To make things a bit smoother, I created a fix for the issues I found by looking at the code. I can’t say whether it will fix the DSL failure or not, but it should at least make sure that notifications don’t just “vanish” if the cloud connector isn’t running.

Ok, that explains it. I don’t interpret the word from how Linux has “defined load” - and I wouldn’t expect everybody else to do so either. While CPU load is unlikely to be a problem on a dedicated OH installation, it could be a problem on shared servers (virtual. containerized or everything running in the host OS). So, it’s not that “far fetched” to think that at least some, when they talk about “load”, actually means CPU load. OH would suffer from that as well.

1 Like

OH: 5.1.2

I got 128gb of ram, 76gb free. Unless the docker limit itself in the runtime from the person who created the docker, I don’t set a specific limit in my docker file. I’ll still check htop on the docker next time (not on the host, the host isn’t running out of ram) and run the karaf command to dump.

I’m waiting for the slowliness to come back. If there was a deadlock on the host ressource, it would affect other services as well normally. Maybe the OS in the docker is deadlock on itself though. Have to wait to get the data. Since the start of that thread, the problem hasn’t appear so it’s why no more data was provided since I cannot get it yet.

Please note that, as explained in the links I provided, the thread dump made from Karaf isn’t suitable to detect thread deadlocks. So, if you’re talking about a thread dump, please do that from the command line instead (I guess that means to “exec” into the container first).

Note, htop won’t be available inside the container, but top will be.

I don’t really think this is the problem but if it is nothing else we do will do any good. Eliminating it as a possibility is useful.

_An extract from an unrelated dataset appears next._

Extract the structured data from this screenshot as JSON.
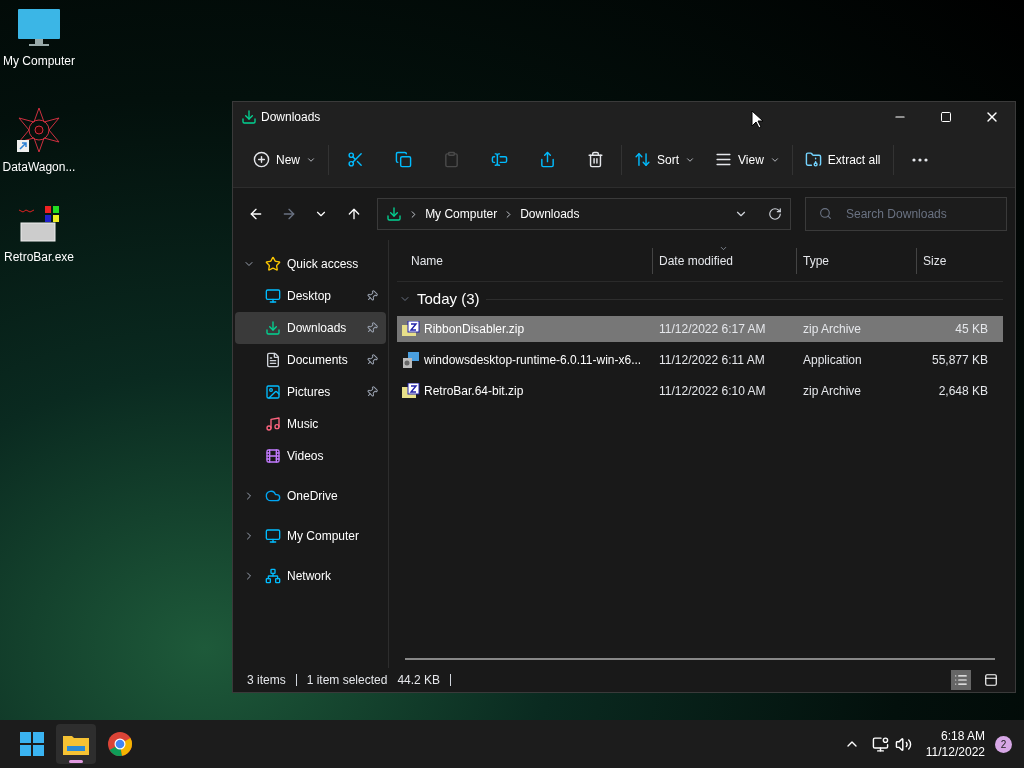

ttop from the Karaf console should also tell us if a thread pool is being exhausted, right? Runtime Commands | openHAB. If there are a bunch of threads in a waiting state or timed waiting that could point to a binding run amok and not returning threads to the pool in a timely manner.

ok so to sum up everything I need to do next time.

  • Running top from docker shell
  • ttop from karaf

I run it and post screenshot of them I imagine

Anything else?

just for fun, I did the ttop command as per the link you provided. Here’s the current output

Grab a thread dump as well, though that may not be possible…

The container ships with JVM, not JDK, so neither jstack nor jcmd are available inside the container.

It might be we need to make due with ttop and a thread dump from inside the karaf console. That command is

dev:dump-create

I assume there is nothing in the right two columns. That is where we will see threads being locked. I don’t see anything remarkable in this screen shot at the moment. It will be potentially informative when things start to go wrong.

I never really dug down into to what ttop shows to be sure that I get all that I can get from it. But, my goal is thread deadlocks or “serious thread slowdowns”, as the most “usual” cause for thread exhaustion, and to see those, I need a thread dump where the locks/monitors/mutexes are shown. Because, they are what reveals what thread is waiting for what, and that can let me track down where the “knot” that starts the whole pileup is. The Karaf thread-dump, unfortunately, doesn’t include this information, and I’ve found no way to make it do so. During a “normal” thread dump, this is the -l (for Locks I assume) argument, but it’s not implemented in the Karaf dump.

This is why I documented other ways to make thread dumps, because with a Karaf dump, I can see “that there is an issue”, but I can’t trace its origins.

Yes, you’ve somehow managed to miss what I consider the most important thing, the thread dump:

The documentation even shows how to get it from within docker, once you have found the OH process PID:

docker exec -it <container> jcmd <PID> Thread.print -l

That’s actually a major problem I’d say. I certainly don’t know how to figure out those thread dumps without the lock information. I don’t know how the docker container is maintained, but could one of them be “included manually” in some way?